Is that a breach of the implied warranty of parrot durability? Remember, it doesn’t guarantee a perfect parrot, or even an especially good one. Certainly it does not guarantee one that will live to be 30 to 40 years old. It only guarantees a parrot that will be “durable for a reasonable period of time.” As far as we can tell from the opinion, Tiberius was still around when it was issued (April 24), at which point he was about nine months old, and based on the vet’s testimony, he could last “several” more years. So did Davy prove his parrot was not reasonably durable?

The tribunal decided he had. It cited a “defective puppy” case for the proposition that a “young apparently healthy animal” should live for at least six months to be sufficiently “durable,” and held Kidwai had breached this implied warranty because Tiberius got sick sooner than that. But in the puppy case, the issue was whether an express six-month warranty was reasonable, not whether the law should imply a six-month warranty in every case. And those buyers lost, so it’s not clear how that case helped Davy. He could have asked for an express warranty, or taken the bird to get checked out, but he didn’t. The tribunal is saying that whenever you sell an animal, you are promising it’ll be healthy for at least six months or you’ll refund the price. That isn’t a terrible rule, I guess, but it’s one the parties could have negotiated themselves. The tribunal basically just makes it up. Having done so, it ordered the seller to pay a little over $2,500 for the breach of the parrot warranty.

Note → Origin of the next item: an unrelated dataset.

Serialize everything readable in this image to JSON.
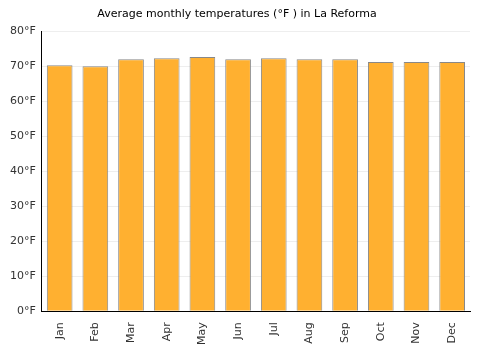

Now, some sources, like the CBC, have compared this matter to the Monty Python sketch involving an “ex-parrot.” I wish to register a complaint. That case did involve an allegedly defective parrot. But there was ample evidence that said parrot was not just insufficiently durable, but that it had in fact been deceased when purchased not half an hour before, and that this condition had been dramatically misrepresented by the seller. It was not, for example, simply “resting,” or ….

Well, you know the rest, or if not, you really should.